Global trade protectionism will accelerate in the years ahead and the tussle between the U.S. and China over trade and other issues will escalate to crisis levels as early as in 2012, according to an analyst.
One of the biggest risks facing the world economy is a lurch towards protectionism, culminating in a trade war between the US and China that would threaten to spill over to other countries, Capital Economics analyst Julian Jessop wrote in a note on Tuesday.
However, Jessop said the situation could change for better if China eventually accelerates reform in response. If that happens, which he thinks is possible, the world economy could be much stronger.
On Monday, as many as 32 U.S. Senators wrote a strongly-worded letter to Chinese vice-premier, demanding Chinese action on a broad range of topics including the value of yuan, China's restrictions on U.S. beef imports, widespread intellectual property theft and the Chinese government's policy of excluding foreign firms from bidding for government contracts under the guise of an 'indigenous innovation' project.
The Senators called for constructive talks and said it was imperative that the trade disputes between the countries should be solved before the visit of Chinese president Hu Jintao to Washington in January.
We urge China to demonstrate its commitment to adopting a market-determined exchange rate by allowing its currency to appreciate meaningfully in advance of President Hu's visit, the senate panel including both Republicans and Democrats wrote in the letter.
Though the U.S. is visibly wary of escalating tensions with the Chinese, as is manifested in putting off a decision to name China a currency manipulator, the friction will increase in the years ahead and pressure will pile on the U.S. government to call into question Chinese practices and policies.
Jessop says that trade tensions, however will continue to build to crisis levels, with 2012 likely to be the crunch year. He states that four factors make a worsening of the situation more likely than not.
First, the recovery in the US is set to disappoint, with unemployment still close to 10% and the economy sliding towards deflation. Second, protectionism will soon be the only tool left to support US demand once other options have been exhausted. Third, China’s trade surplus with the US is rebounding, making an easy target. Finally, the political cycles in both the US and China will reach a turning point in 2012.
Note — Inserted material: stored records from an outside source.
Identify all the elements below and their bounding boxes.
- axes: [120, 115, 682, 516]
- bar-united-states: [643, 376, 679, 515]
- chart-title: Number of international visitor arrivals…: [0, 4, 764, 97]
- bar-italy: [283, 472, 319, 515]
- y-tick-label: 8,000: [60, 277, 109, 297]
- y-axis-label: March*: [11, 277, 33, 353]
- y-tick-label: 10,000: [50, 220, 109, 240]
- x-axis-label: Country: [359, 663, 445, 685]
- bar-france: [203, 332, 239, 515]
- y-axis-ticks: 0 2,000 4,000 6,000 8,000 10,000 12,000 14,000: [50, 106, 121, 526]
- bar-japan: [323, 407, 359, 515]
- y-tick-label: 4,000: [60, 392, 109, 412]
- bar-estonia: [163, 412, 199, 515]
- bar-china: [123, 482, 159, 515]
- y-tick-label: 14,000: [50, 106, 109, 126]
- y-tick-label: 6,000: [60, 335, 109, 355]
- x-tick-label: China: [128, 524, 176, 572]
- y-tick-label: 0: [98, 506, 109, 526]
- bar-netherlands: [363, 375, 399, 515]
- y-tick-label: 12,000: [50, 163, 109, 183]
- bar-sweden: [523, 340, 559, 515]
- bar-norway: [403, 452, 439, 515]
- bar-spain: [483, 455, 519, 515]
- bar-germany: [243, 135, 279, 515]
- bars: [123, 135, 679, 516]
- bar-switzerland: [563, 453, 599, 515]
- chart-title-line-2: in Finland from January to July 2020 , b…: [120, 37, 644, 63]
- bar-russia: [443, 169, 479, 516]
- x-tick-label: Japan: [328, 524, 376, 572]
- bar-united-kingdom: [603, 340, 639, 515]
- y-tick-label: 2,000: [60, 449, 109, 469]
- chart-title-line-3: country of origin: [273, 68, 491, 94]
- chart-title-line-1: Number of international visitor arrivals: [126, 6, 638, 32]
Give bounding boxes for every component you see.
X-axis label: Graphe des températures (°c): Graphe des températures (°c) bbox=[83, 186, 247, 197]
And how will a full-blown trade war play out? First, as is expected, the U.S. will have to resort to increasingly credible threats to the Chinese on a variety of disputes, mainly the yuan's undervaluation. Jessop says the U.S. could pass legislation allowing currency undervaluation to be designated as a subsidy which will open the door for the imposition of countervailing duties on Chinese imports.
Jessop predicts that the trade war with China will spill over into other countries, notably the low-cost developing countries. The U.S. is likely to take targeted action against such countries, possibly citing weak labor and environmental standards, in order to forestall the redirection of Chinese exports to the US via these countries. He also says other developed nations may also join any US action against China to prevent the dumping of cheap Chinese goods in their markets.
He says the picture could be different if China responds positively to extreme pressure and agrees to rebalance its economy and boost domestic demand through fiscal stimulus and structural reforms.
However, in the next few years, uncertainty about the outcome of a trade war will be another drag on growth. It will also be some time after the war ends before the peace dividend comes through.